I am writing to formally request a Level 1 reconsideration of the adverse coverage determination issued in the Explanation of Benefits dated [EOB DATE] for the emergency department visit on [DATE OF SERVICE] at [FACILITY NAME], claim number [CLAIM NUMBER]. The denial cites that the visit was "not medically necessary" and assigns financial responsibility of $[AMOUNT] to me as the beneficiary. This determination is inconsistent with the prudent layperson standard codified at 32 C.F.R. § 199.4(g)(13), and I respectfully request that the claim be paid in full.
Factual basis. On [DATE OF SERVICE], I presented to [FACILITY NAME] with [CHIEF COMPLAINT — e.g., severe substernal chest pain radiating to the left arm, with shortness of breath and diaphoresis]. The triage nurse documented these symptoms and assigned an Emergency Severity Index of [ESI LEVEL]. The treating physician ordered [WORKUP — e.g., 12-lead ECG, troponin, chest X-ray, D-dimer] to rule out acute coronary syndrome and pulmonary embolism. The final discharge diagnosis was [DIAGNOSIS], but the workup necessary to reach that diagnosis is precisely the workup the prudent layperson standard contemplates.

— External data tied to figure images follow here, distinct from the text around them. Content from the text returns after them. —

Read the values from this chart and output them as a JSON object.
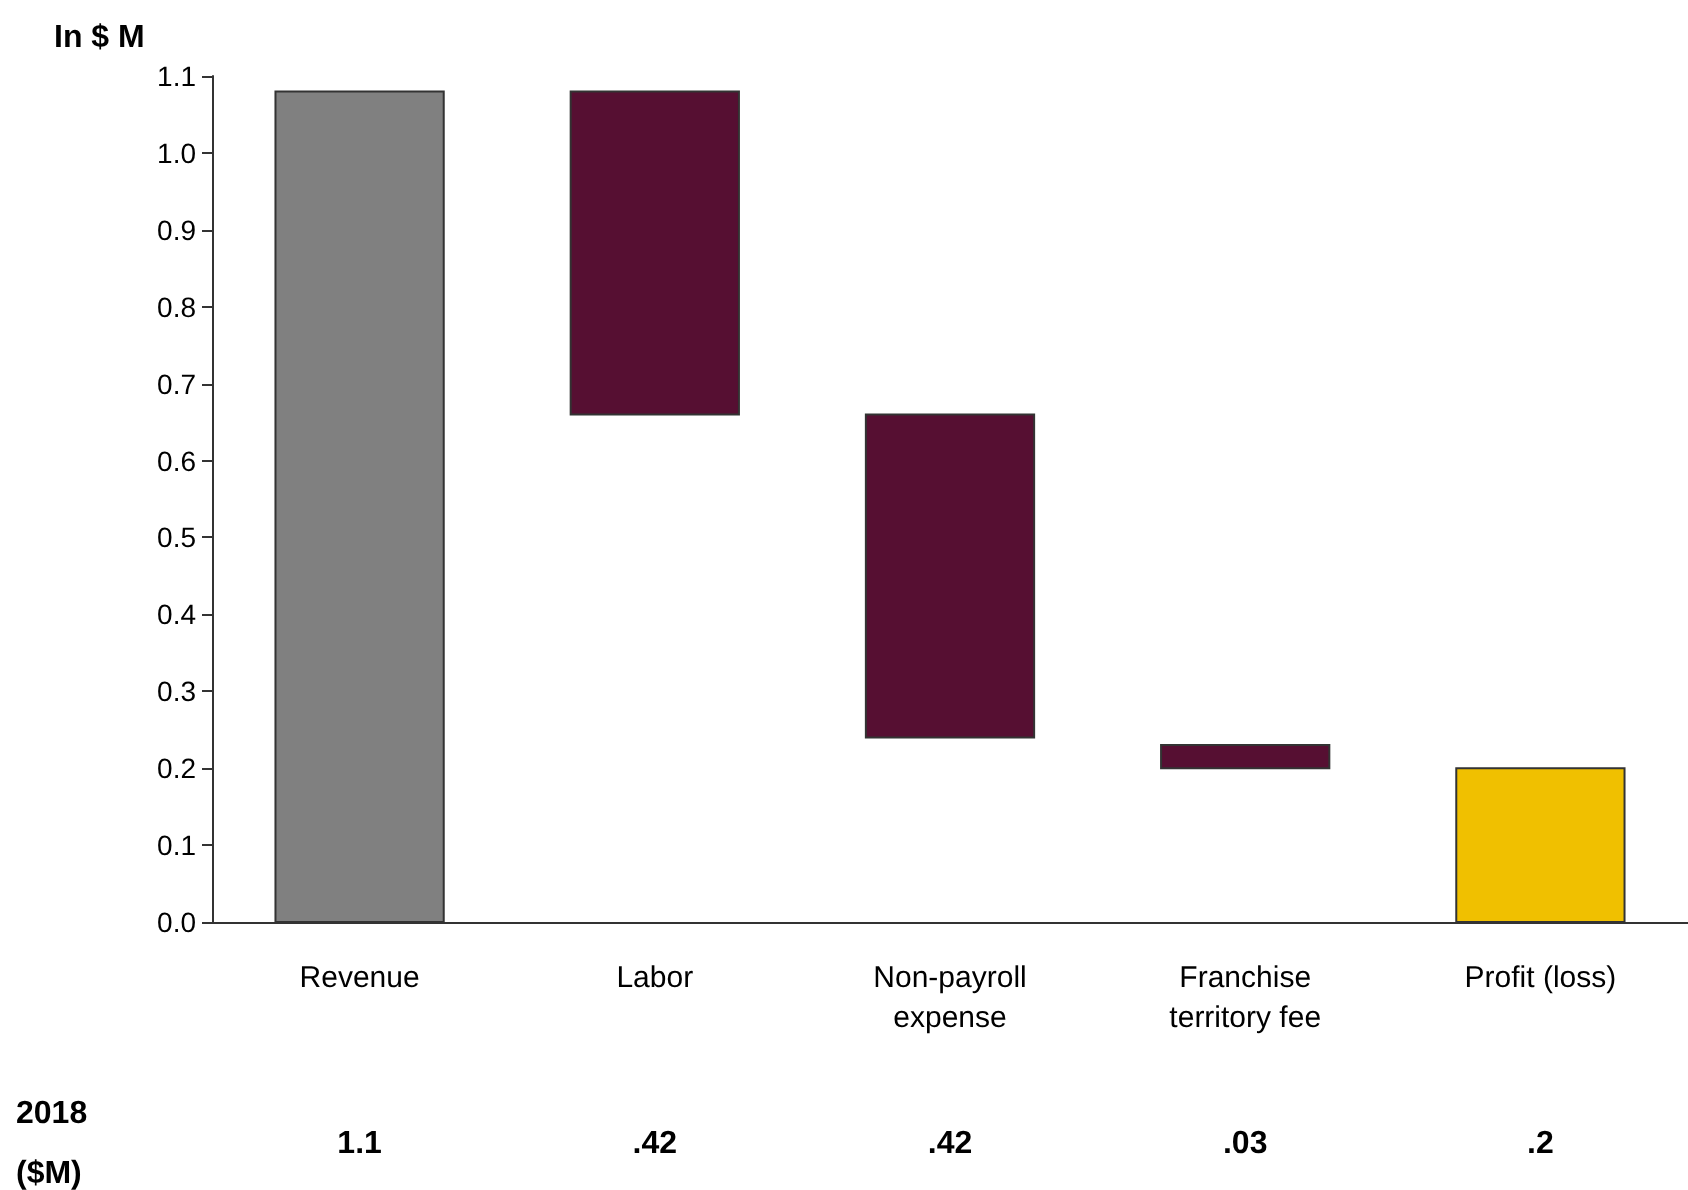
{
  "chart_data": {
    "type": "bar",
    "ylabel": "In $ M",
    "categories": [
      "Revenue",
      "Labor",
      "Non-payroll\nexpense",
      "Franchise\nterritory fee",
      "Profit (loss)"
    ],
    "values": [
      1.08,
      0.42,
      0.42,
      0.03,
      0.2
    ],
    "base": [
      0,
      0.66,
      0.24,
      0.2,
      0
    ],
    "colors": [
      "#808080",
      "#560f32",
      "#560f32",
      "#560f32",
      "#f0c000"
    ],
    "value_labels": [
      "1.1",
      ".42",
      ".42",
      ".03",
      ".2"
    ],
    "annotations": [
      "2018\n($M)"
    ],
    "ylim": [
      0,
      1.1
    ],
    "yticks": [
      {
        "value": 0,
        "label": "0.0"
      },
      0.1,
      0.2,
      0.3,
      0.4,
      0.5,
      0.6,
      0.7,
      0.8,
      0.9,
      {
        "value": 1,
        "label": "1.0"
      },
      1.1
    ],
    "grid": false
  }
}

Legal basis — prudent layperson standard. Under 32 C.F.R. § 199.4(g)(13), an emergency medical condition is one that "manifests itself by acute symptoms of sufficient severity (including severe pain) such that a prudent layperson, who possesses an average knowledge of health and medicine, could reasonably expect the absence of immediate medical attention to result in" placing the patient's health in serious jeopardy or causing serious impairment of bodily functions. Chest pain with associated cardiopulmonary symptoms unambiguously meets this threshold. The federal Emergency Medical Treatment and Active Labor Act (EMTALA), 42 U.S.C. § 1395dd, and CMS guidance both reinforce that the standard is evaluated at the time of presentation, based on the symptoms experienced — not retrospectively against the final diagnosis.
Relief requested. I respectfully request that the reconsideration reviewer (1) reverse the adverse coverage determination; (2) approve the claim for payment at the in-network rate; and (3) issue a corrected EOB reflecting zero patient financial responsibility for the emergency-department charges. I have attached the EOB and the emergency-department discharge summary for your review.